Feature StoryWednesday, June 10, 2026

Steven Kane Went to Cologne to Tell Hollywood to Stop Letting Algorithms Write TV

JBy Jax VanceCinema Sync News
Steven Kane Went to Cologne to Tell Hollywood to Stop Letting Algorithms Write TV
Press Pool / Image Archive

At Seriencamp in Cologne, showrunner Steven Kane stepped up and said the quiet part loud: "Don't let data drive the creative." It was less a panel observation and more a plea — directed at the industry gatekeepers in the room who increasingly treat engagement metrics as a creative compass.

Kane knows both sides of this.
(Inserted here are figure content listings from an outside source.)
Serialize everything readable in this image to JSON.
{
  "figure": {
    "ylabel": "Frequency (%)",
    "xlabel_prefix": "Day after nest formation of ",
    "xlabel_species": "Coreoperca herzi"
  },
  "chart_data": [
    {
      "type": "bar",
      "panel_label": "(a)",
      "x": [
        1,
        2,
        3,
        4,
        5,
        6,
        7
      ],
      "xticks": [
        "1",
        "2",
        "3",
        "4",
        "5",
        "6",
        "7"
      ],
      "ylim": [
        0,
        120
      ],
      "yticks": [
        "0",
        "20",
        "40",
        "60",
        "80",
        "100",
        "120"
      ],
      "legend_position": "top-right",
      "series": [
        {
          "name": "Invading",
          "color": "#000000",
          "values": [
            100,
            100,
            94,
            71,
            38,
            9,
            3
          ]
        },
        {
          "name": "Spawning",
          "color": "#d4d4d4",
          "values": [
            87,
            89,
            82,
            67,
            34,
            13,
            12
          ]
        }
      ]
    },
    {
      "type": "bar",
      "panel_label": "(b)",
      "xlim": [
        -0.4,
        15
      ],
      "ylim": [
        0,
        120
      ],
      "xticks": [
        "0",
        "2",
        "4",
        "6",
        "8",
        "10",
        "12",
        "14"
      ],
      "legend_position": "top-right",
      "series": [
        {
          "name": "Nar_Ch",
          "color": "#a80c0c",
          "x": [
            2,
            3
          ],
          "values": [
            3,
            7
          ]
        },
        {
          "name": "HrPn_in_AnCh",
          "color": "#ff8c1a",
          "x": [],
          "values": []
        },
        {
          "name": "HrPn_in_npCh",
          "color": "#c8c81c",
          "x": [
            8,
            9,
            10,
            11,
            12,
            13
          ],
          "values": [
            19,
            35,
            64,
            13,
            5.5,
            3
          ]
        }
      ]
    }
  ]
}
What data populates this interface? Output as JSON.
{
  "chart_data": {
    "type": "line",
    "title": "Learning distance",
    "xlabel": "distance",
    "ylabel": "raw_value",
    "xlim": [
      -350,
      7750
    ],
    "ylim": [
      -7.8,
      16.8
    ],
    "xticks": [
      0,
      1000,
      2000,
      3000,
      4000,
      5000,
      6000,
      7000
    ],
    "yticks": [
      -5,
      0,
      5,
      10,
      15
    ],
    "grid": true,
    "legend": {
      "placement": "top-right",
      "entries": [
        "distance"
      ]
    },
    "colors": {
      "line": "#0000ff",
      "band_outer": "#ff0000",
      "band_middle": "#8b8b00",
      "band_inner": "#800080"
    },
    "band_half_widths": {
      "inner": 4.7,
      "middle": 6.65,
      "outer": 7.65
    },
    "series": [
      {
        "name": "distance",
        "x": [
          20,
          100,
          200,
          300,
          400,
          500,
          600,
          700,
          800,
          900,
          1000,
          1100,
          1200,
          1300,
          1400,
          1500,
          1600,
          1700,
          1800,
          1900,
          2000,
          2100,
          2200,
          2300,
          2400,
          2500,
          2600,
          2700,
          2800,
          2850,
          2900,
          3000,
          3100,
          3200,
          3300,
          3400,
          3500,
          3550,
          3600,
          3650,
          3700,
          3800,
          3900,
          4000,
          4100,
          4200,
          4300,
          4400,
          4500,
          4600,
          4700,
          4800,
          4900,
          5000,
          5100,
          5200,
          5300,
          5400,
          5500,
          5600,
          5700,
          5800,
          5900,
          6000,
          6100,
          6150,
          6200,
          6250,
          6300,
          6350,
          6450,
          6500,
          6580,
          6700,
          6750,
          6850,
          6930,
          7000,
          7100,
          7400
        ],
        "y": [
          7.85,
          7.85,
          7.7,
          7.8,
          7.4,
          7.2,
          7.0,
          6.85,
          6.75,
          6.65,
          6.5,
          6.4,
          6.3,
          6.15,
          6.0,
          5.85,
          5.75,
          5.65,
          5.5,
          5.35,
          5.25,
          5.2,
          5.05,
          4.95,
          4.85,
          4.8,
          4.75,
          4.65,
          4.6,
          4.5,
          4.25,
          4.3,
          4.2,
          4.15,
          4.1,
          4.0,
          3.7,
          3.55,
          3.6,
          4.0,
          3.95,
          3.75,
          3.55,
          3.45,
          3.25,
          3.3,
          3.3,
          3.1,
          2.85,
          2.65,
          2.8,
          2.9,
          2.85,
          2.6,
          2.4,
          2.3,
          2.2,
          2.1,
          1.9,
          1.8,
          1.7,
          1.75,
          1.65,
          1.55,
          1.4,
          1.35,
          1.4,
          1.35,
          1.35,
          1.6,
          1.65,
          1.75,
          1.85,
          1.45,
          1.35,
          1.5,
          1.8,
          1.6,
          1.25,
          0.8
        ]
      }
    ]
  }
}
His credits include The Last Ship on TNT, Season 4 of Jack Ryan on Prime Video, and the Paramount+ adaptation of Halo — three very different shows, three very different sets of pressures. He's not a writer who's been insulated from the realities of modern television. Which is probably why his argument landed with some weight.

The core of his concern is what happens when data stops being a tool and starts being the boss. "When it becomes cynical is when you let the data drive the creative," he said. "It's when you are told the algorithm says the script is boring because ChatGPT says so." He drew a contrast between Nielsen's old notebook-based measurement — imprecise, human, slow — and the granular engagement tracking that platforms like Netflix now run. Neither system is perfect. But one of them can tell a writer their scene is boring before a single audience member has seen it.

His analogy for the over-reliance problem was straightforward: "I used to use a map but now I just put the GPS on." The convenience is real. So is the atrophy.

He's not anti-data, exactly. "It is useful but you have to be mindful that there is messiness and there is time to be pensive. It's a double edged sword." What he's pushing back against is the specific pressure that comes from real-time audience behavior being fed back into creative decisions mid-stream — the note that says you can't let a scene breathe because someone might check their phone. "How can you pander to that?" His position is that showrunners have to hold both things at once: "They have to have the authority to be the author but also can't be blind to the data."

The other half of Kane's Seriencamp appearance focused on adapting video game IP, which, based on his Halo experience, he described as a particular kind of pressure. "If you read a book and saw the movie version then said, 'I like the book better,' well that pressure is times a billion with a game." Halo came with, as he put it, "20 years of history and a transmedia world that already existed" — a fanbase with strong and divergent ideas about what the property is and should be. "Everyone has their own take on what Halo is. So now you are beholden to the IP and don't want to screw it up."

His read on the fan dynamic was pragmatic rather than defensive. "The fans will hate everything you do at first. You have to accept that comes with the territory and the game company doesn't want to destroy the IP either — it's a lot of pressure. There is a huge responsibility to the fans."

On the broader question of IP adaptation in television, Kane was candid about the commercial reality. "Selling shows is 1,000% easier if IP is involved." He cited Succession as an example of IP done well — loosely based on King Lear, in his characterization — to make the point that working from existing material doesn't have to mean cynicism. "You realize the relevance. You are not just pandering, not just reselling something."

Which brings him to his current moment. Kane has just sold a new, unnamed show to ABC, and his pitch reportedly included the line: "If this is successful it could be franchised." The show's subject matter hasn't been disclosed, and it's unclear whether it's based on existing IP or an original concept. What's clear is that Kane is thinking about how to build something with longevity — "You have to convince them there is a world in this, it can be something big" — while still arguing, in Cologne, that the humanity behind the storytelling is the part you can't afford to lose.